A few days ago, an old acquaintance made national headlines for the wrong reasons. She tweeted a joke about the new president’s youngest son, and she got suspended from her job as a writer for Saturday Night Live.
I don’t know her well anymore. We haven’t interacted in 15 years. But in college she was in a four-person improv comedy troupe with two of my best friends and my best friend’s girlfriend.
She was very talented, as were the other members of the comedy troupe. But unlike the others, she had a deep resolve to make a name for herself. She was the most ambitious. And now, all those years later, she was the one who “made it.”
For those of us, myself included, who never “made it,” the natural instinct is to feel some sort of envy or at least wonder about those who do. To think that fame or external recognition would enrich our lives. About how great it would be to tell a joke and know that it made millions of people laugh. To be mucking it up with many of the most recognized comedians on the planet. To be important and famous; I’m sure that would be a very exciting thing.
But to see her get blistered in the national news the last few days, the pitfalls of importance and fame now seem obvious, too.
It makes sense and it is not controversial from an evolutionary perspective that we should seek high status. Still, the data do not seem to show that fame makes people happier. For one thing, famous people are four times likelier to commit suicide. That’s not a great sign. And there’s plenty of evidence that goals tied to extrinsic approval of others are not great for our well being. Just one more example of why what we think we want for happiness is not what makes it so.
It occurred to me that I rarely stop and appreciate the ways in which anonymity and irrelevance can be a blessing. That our instinct to think things would be better or easier if we were famous might not be correct. It might be fun to have coffee with Tina Fey, but it’s also nice to be able to say something stupid without the world questioning your character. It’s probably more exciting to be famous, but it’s probably more peaceful and calm to be irrelevant.

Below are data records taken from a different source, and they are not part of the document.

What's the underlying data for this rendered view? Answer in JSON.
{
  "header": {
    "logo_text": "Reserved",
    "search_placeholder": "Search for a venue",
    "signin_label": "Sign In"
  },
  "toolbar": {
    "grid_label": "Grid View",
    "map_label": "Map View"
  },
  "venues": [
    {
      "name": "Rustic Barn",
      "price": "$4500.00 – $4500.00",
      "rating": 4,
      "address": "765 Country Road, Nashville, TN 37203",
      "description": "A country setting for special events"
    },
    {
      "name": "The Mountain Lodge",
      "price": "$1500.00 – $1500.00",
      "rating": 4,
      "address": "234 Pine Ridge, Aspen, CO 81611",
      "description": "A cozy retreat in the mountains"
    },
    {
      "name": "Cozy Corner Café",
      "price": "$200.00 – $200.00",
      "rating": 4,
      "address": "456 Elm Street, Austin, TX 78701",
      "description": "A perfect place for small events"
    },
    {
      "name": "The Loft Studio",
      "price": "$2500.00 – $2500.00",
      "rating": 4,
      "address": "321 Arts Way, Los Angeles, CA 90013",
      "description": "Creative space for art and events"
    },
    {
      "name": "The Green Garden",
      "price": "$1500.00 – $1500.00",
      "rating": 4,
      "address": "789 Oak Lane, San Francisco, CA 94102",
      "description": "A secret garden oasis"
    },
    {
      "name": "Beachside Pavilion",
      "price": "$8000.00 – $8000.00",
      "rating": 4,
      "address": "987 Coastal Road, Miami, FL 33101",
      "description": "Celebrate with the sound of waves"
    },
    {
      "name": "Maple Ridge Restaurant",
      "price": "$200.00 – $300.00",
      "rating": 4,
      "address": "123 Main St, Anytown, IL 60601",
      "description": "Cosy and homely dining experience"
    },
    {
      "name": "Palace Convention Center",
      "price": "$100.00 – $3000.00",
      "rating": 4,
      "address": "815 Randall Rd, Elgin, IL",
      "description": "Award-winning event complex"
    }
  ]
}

I’ve never been famous, so I can’t say for sure. But my best guess is that famous people are much like non-famous people. Being famous probably doesn’t change of satisfy the cravings of our billion-year-old brain. Each day they wake up and deal with a series of problems, worries, and concerns. And they deal with them the best they can.
That isn’t to say that being somebody few people know is better than being somebody lots of people know. It’s just to say that it’s different. No better and no worse. When you go from being anonymous to famous, you trade one set of problems for another. Seeking fame is just another way of looking for a new set of problems.
My instinct is to trust that I already have enough problems. No need to go searching for more.